A Life that feels like an Adventure: Working remotely in the U.S. Virgin Islands

I have always wanted to live a life that feels like an adventure. So when I was presented with the opportunity to move my life down to the Virgin Islands for 2 months, I thought, why not?

Eliza is standing in front of a vista overlooking the Caribbean Sea, victoriously holding up a pair of ratchet loppers

For over 10 years, I pursued a career working with kids, primarily in nonprofit. I loved the work, but towards the end I began to feel worn down by the level of sacrifice required to maintain this career. Even as a Program Director, I made very little money and couldn’t travel as much as I wanted. My main priority was the kids.

At the end of last summer, I realized it was time to move on. I left to pursue a graduate program in Health and Wellness Management and then shortly after began my own business, both of which were online. Suddenly, I was no longer tied to a traditional schedule and began to see the life I’ve always wanted open up. If I wanted to hike in the Adirondacks or go paddle board camping during the middle of the week, I simply did.

I first came to the U.S. Virgin Islands in January for vacation because The National Park on St. John enticed me and flights were cheap. I then found out about an opportunity to do trail work as a volunteer in exchange for camping, and everything simply fell into place. Leaving right before the New Year, I was ready for a new adventure.

My time on St. John was a dream. It was like time was in slow motion and also flew by. I made incredible friendships with my fellow volunteers and learned so much about the island through the trail work from edible and poisonous plants to the history of slavery. I soaked up the sun, leaned into the connection of community, and experienced so much beautiful nature.

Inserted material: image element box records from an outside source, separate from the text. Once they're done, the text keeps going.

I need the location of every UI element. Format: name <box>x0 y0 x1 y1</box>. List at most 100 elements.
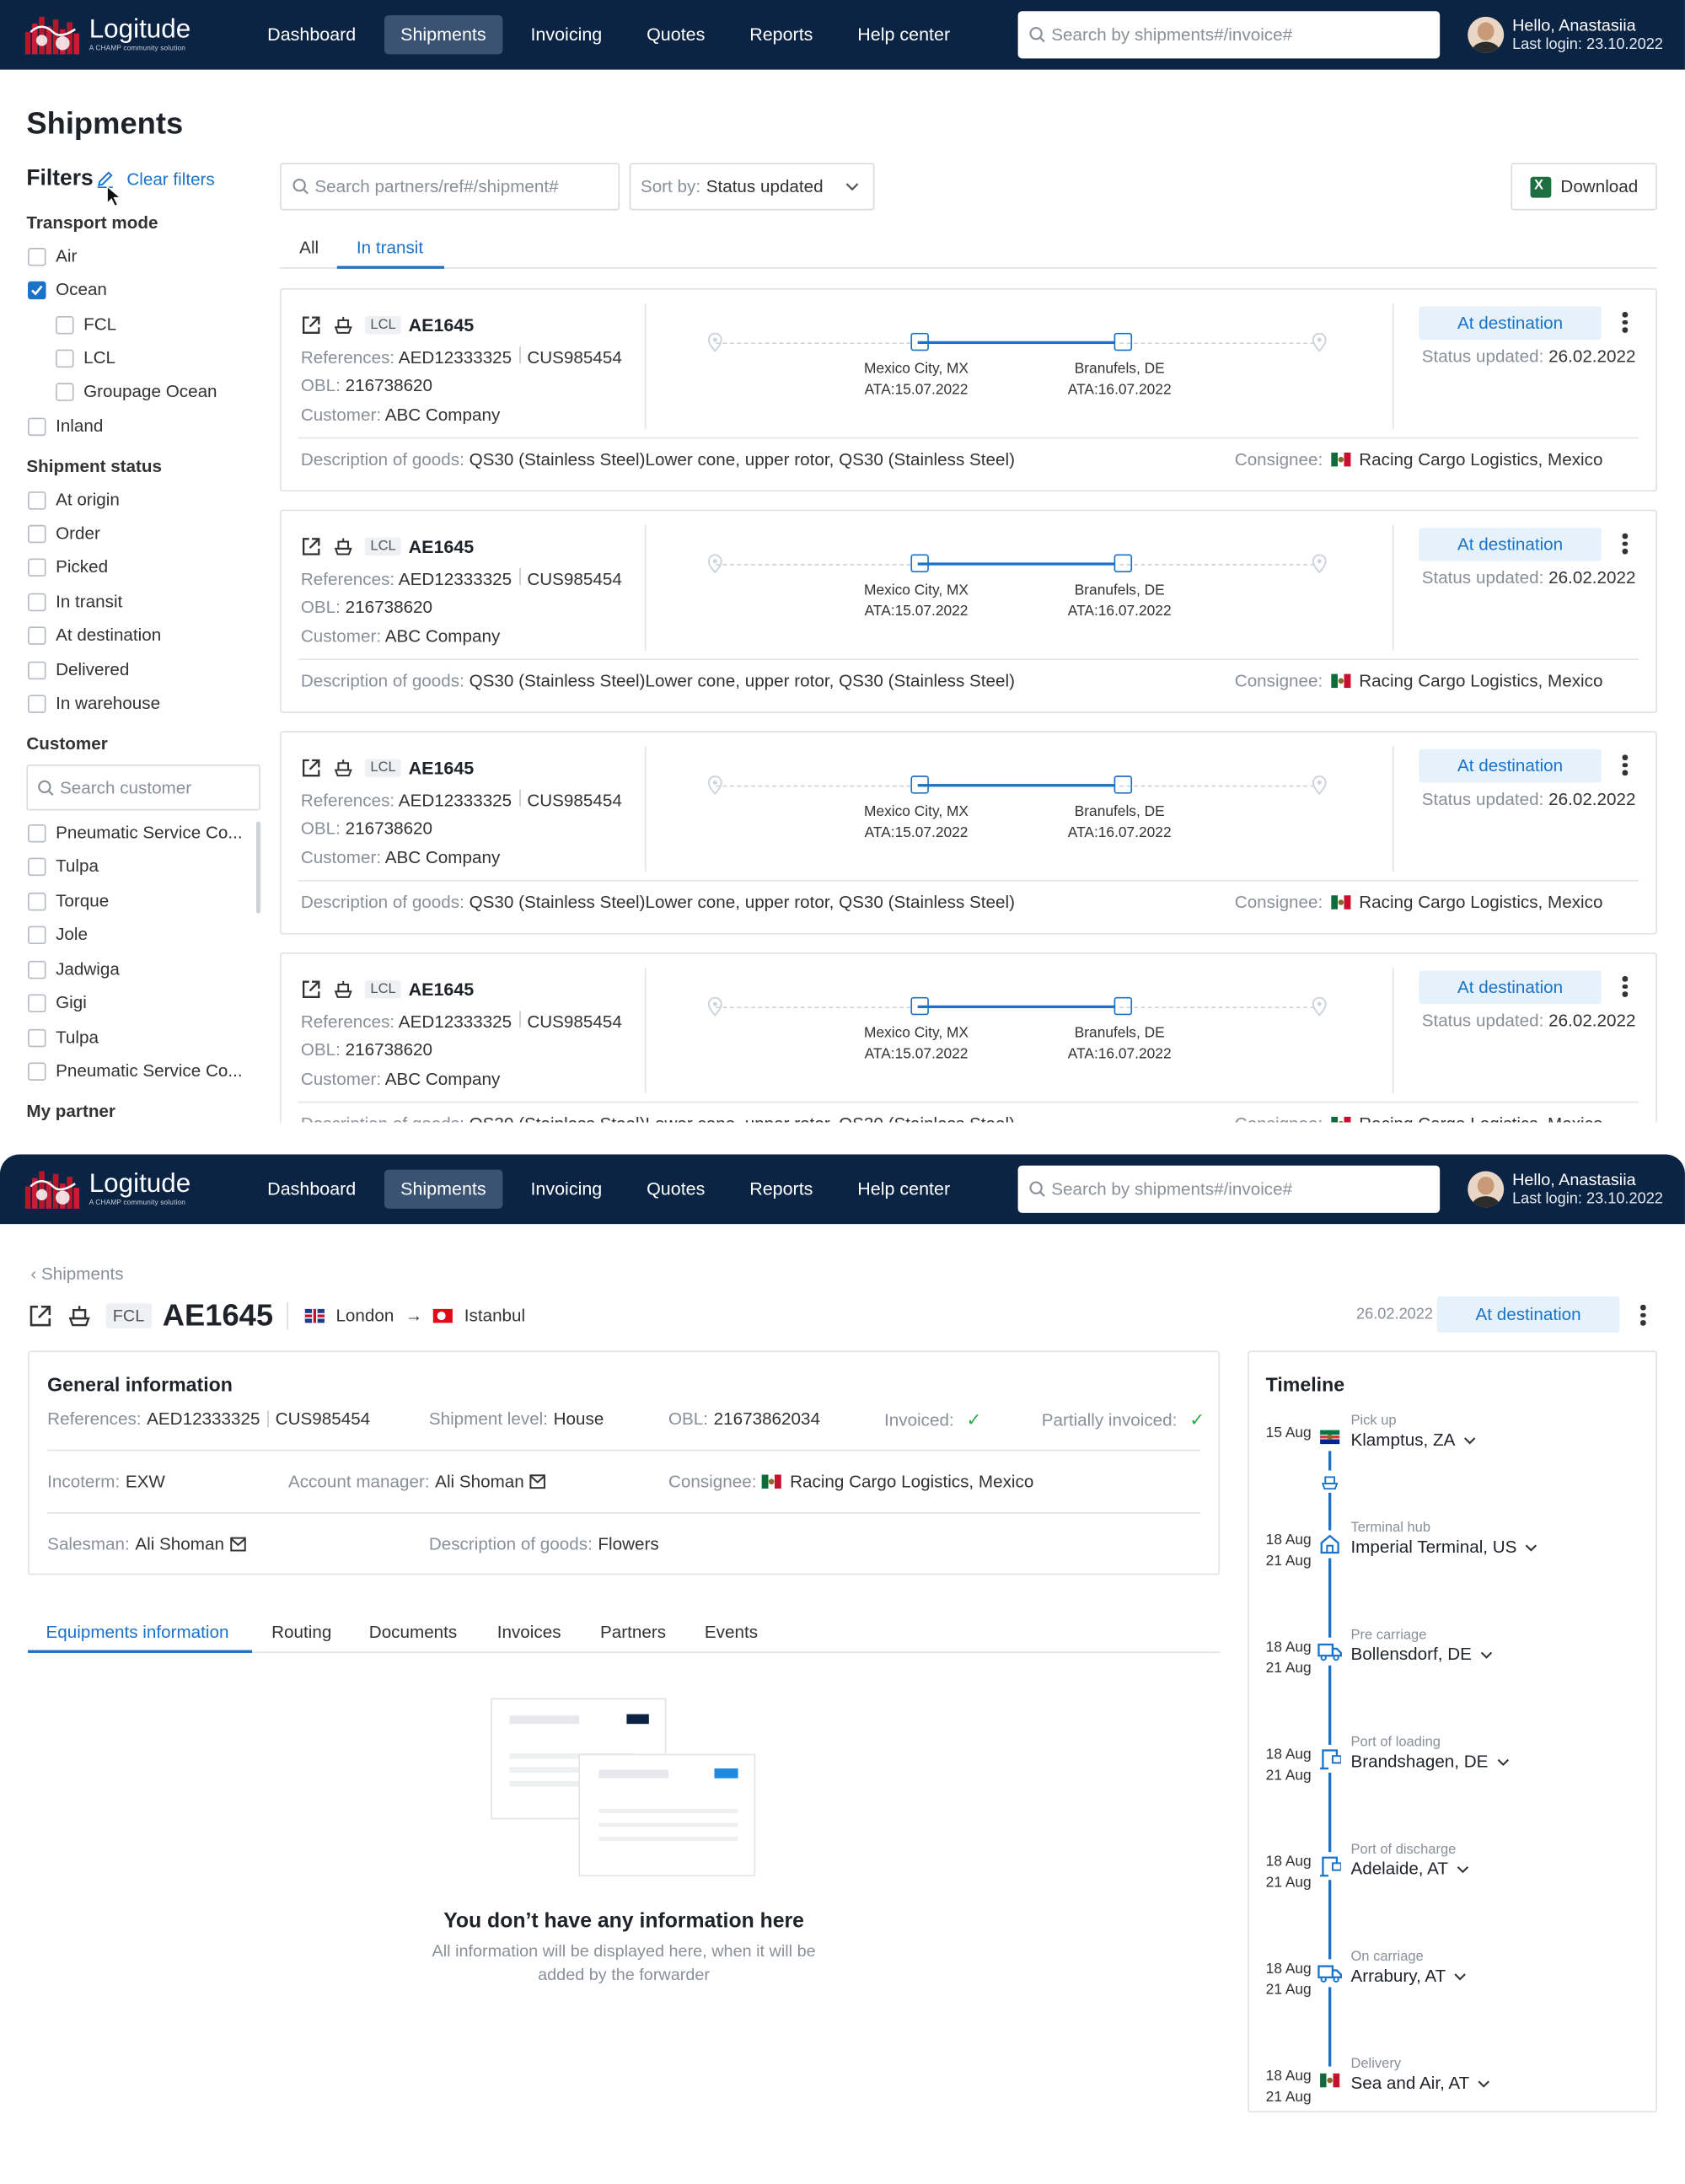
nav-help-center[interactable]: Help center <box>840 1170 966 1209</box>
breadcrumb[interactable]: ‹ Shipments <box>30 1264 123 1284</box>
checkbox[interactable] <box>28 592 46 611</box>
chevron-down-icon[interactable] <box>1463 1434 1476 1446</box>
tab-events[interactable]: Events <box>705 1623 758 1642</box>
more-options-icon[interactable] <box>1621 530 1629 556</box>
filter-in-warehouse[interactable]: In warehouse <box>28 694 160 713</box>
customer-search-input[interactable]: Search customer <box>26 764 260 811</box>
filter-inland[interactable]: Inland <box>28 416 103 436</box>
filter-lcl[interactable]: LCL <box>56 348 115 368</box>
checkbox[interactable] <box>28 523 46 543</box>
shipment-card[interactable]: LCL AE1645 References: AED12333325 CUS985… <box>280 952 1657 1123</box>
chevron-down-icon[interactable] <box>1478 2077 1490 2090</box>
open-external-icon[interactable] <box>28 1303 53 1328</box>
nav-quotes[interactable]: Quotes <box>630 1170 722 1209</box>
filter-at-destination[interactable]: At destination <box>28 625 161 645</box>
global-search-input[interactable]: Search by shipments#/invoice# <box>1017 1165 1441 1213</box>
tab-invoices[interactable]: Invoices <box>497 1623 561 1642</box>
filter-customer[interactable]: Tulpa <box>28 1028 99 1047</box>
checkbox-checked[interactable] <box>28 280 46 299</box>
chevron-down-icon[interactable] <box>1457 1863 1469 1875</box>
sort-select[interactable]: Sort by: Status updated <box>629 163 875 211</box>
filter-air[interactable]: Air <box>28 246 77 266</box>
checkbox[interactable] <box>28 856 46 876</box>
more-options-icon[interactable] <box>1621 309 1629 335</box>
checkbox[interactable] <box>28 625 46 645</box>
open-external-icon[interactable] <box>301 758 322 779</box>
timeline-item[interactable]: 18 Aug 21 Aug Delivery Sea and Air, AT <box>1249 2057 1653 2122</box>
filter-groupage-ocean[interactable]: Groupage Ocean <box>56 382 217 401</box>
filter-picked[interactable]: Picked <box>28 557 108 577</box>
chevron-down-icon[interactable] <box>1525 1541 1537 1553</box>
checkbox[interactable] <box>28 491 46 509</box>
more-options-icon[interactable] <box>1639 1302 1647 1328</box>
tab-documents[interactable]: Documents <box>369 1623 457 1642</box>
checkbox[interactable] <box>28 892 46 910</box>
shipment-card[interactable]: LCL AE1645 References: AED12333325 CUS985… <box>280 509 1657 713</box>
checkbox[interactable] <box>28 1028 46 1047</box>
filter-in-transit[interactable]: In transit <box>28 592 122 611</box>
checkbox[interactable] <box>28 960 46 979</box>
timeline-item[interactable]: 18 Aug 21 Aug On carriage Arrabury, AT <box>1249 1950 1653 2015</box>
timeline-item[interactable]: 18 Aug 21 Aug Pre carriage Bollensdorf, D… <box>1249 1628 1653 1693</box>
clear-filters-link[interactable]: Clear filters <box>126 170 214 190</box>
filter-customer[interactable]: Torque <box>28 891 109 910</box>
tab-routing[interactable]: Routing <box>271 1623 331 1642</box>
nav-dashboard[interactable]: Dashboard <box>250 1170 373 1209</box>
filter-fcl[interactable]: FCL <box>56 314 116 334</box>
shipment-search-input[interactable]: Search partners/ref#/shipment# <box>280 163 620 211</box>
timeline-item[interactable]: 18 Aug 21 Aug Port of loading Brandshagen… <box>1249 1735 1653 1800</box>
filter-customer[interactable]: Pneumatic Service Co... <box>28 823 243 842</box>
checkbox[interactable] <box>28 824 46 842</box>
filter-customer[interactable]: Tulpa <box>28 856 99 876</box>
timeline-item[interactable]: 18 Aug 21 Aug Terminal hub Imperial Termi… <box>1249 1521 1653 1586</box>
filter-scrollbar[interactable] <box>255 821 260 914</box>
checkbox[interactable] <box>28 247 46 266</box>
checkbox[interactable] <box>28 416 46 436</box>
download-button[interactable]: Download <box>1511 163 1657 211</box>
shipment-number[interactable]: AE1645 <box>409 314 475 335</box>
mail-icon[interactable] <box>230 1536 248 1553</box>
nav-shipments[interactable]: Shipments <box>384 1169 503 1209</box>
shipment-number[interactable]: AE1645 <box>409 758 475 779</box>
checkbox[interactable] <box>28 557 46 577</box>
checkbox[interactable] <box>28 925 46 944</box>
nav-invoicing[interactable]: Invoicing <box>514 1170 619 1209</box>
filter-at-origin[interactable]: At origin <box>28 491 120 510</box>
open-external-icon[interactable] <box>301 979 322 1000</box>
shipment-card[interactable]: LCL AE1645 References: AED12333325 CUS985… <box>280 731 1657 935</box>
tab-partners[interactable]: Partners <box>600 1623 666 1642</box>
filter-customer[interactable]: Jadwiga <box>28 959 120 979</box>
shipment-card[interactable]: LCL AE1645 References: AED12333325 CUS985… <box>280 287 1657 492</box>
chevron-down-icon[interactable] <box>1454 1970 1467 1983</box>
checkbox[interactable] <box>28 1061 46 1081</box>
filter-order[interactable]: Order <box>28 523 100 543</box>
more-options-icon[interactable] <box>1621 974 1629 1000</box>
breadcrumb-shipments[interactable]: Shipments <box>41 1264 124 1284</box>
mail-icon[interactable] <box>529 1473 547 1490</box>
filter-customer[interactable]: Gigi <box>28 993 87 1012</box>
tab-all[interactable]: All <box>299 238 319 257</box>
nav-reports[interactable]: Reports <box>732 1170 829 1209</box>
tab-in-transit[interactable]: In transit <box>357 238 423 257</box>
user-menu[interactable]: Hello, Anastasiia Last login: 23.10.2022 <box>1468 1170 1663 1209</box>
open-external-icon[interactable] <box>301 536 322 557</box>
logo[interactable]: Logitude A CHAMP community solution <box>24 1167 191 1211</box>
shipment-number[interactable]: AE1645 <box>409 979 475 1000</box>
chevron-down-icon[interactable] <box>1480 1648 1493 1661</box>
filter-customer[interactable]: Pneumatic Service Co... <box>28 1061 243 1081</box>
filter-delivered[interactable]: Delivered <box>28 660 129 679</box>
chevron-down-icon[interactable] <box>1496 1755 1509 1768</box>
shipment-number[interactable]: AE1645 <box>409 536 475 557</box>
more-options-icon[interactable] <box>1621 752 1629 778</box>
filter-customer[interactable]: Jole <box>28 925 88 944</box>
checkbox[interactable] <box>28 694 46 712</box>
timeline-item[interactable]: 18 Aug 21 Aug Port of discharge Adelaide,… <box>1249 1843 1653 1908</box>
checkbox[interactable] <box>56 348 74 368</box>
checkbox[interactable] <box>28 660 46 679</box>
timeline-item[interactable]: 15 Aug Pick up Klamptus, ZA <box>1249 1414 1653 1478</box>
open-external-icon[interactable] <box>301 314 322 335</box>
tab-equipments-information[interactable]: Equipments information <box>46 1623 229 1642</box>
checkbox[interactable] <box>56 382 74 400</box>
checkbox[interactable] <box>28 993 46 1012</box>
filter-ocean[interactable]: Ocean <box>28 280 107 299</box>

And then, I came home to Vermont where it was negative temperatures (Fahrenheit) with another spurt of isolation from a covid surge. As the months progressed, I sunk into my regular seasonal depression from the dark and cold and could not stop dreaming of St. John. I felt as if I had only touched the surface of the island, and was longing to return to dive deeper.

With a life online, I thought, why not? Why not return to St. John? I would probably be happier, as no matter how hard I tried I couldn’t shake the weight of the depression.

As soon as they had available slots, I signed up to volunteer again. But this time, I would be volunteering for 5 weeks with an additional few weeks on my own to explore. I knew that since I was going to be working and finishing up my semester, I would be frustrated if I only had a week or two as I would have to miss out on so much. With more time, I could really experience the island and be okay with working my way through it.

And so began the next chapter: A Life that feels like an Adventure.

Returning to St. John was a whirlwind. With my mental health in such rough shape, it took about a week to start feeling like myself again. I slowly felt the anxiety and depression leave my body and invited adventure and joy back in. The sun, nature, and beautiful community helped ground me back into myself.

It was honestly surreal. I knew that my environment wasn’t supporting my mental health but I really had no idea how much I needed to be there.

The first week volunteering, working, and doing homework for grad school felt like a huge accomplishment. I successfully did the trail work, supported my clients, and completed my assignments. I kept saying, “I’m doing it!”. I felt like I had cheated the system.

Because who says that you have to be tied to a desk, to something that makes logical sense? Why not take advantage of my digital life? It would have been silly to continue to suffer in Vermont when I was able to up and replant my life in a warmer spot with nothing but my computer.

And so life continued. I went on boat trips, scuba dived for the first time, and kayaked the entire north shore of the island all while taking care of my responsibilities. I developed close friendships, sang at Open Mic Night, and experienced such incredible kindness. Truly, words are not adequate to express my gratitude for the generous nature of the people here. And the immense beauty of nature always shook me to my core with such awe.

This past year I’ve been able to become really clear on the type of life I want to live. While there are many more elements, a life of adventure has been one consistent theme. And with a life online, why not?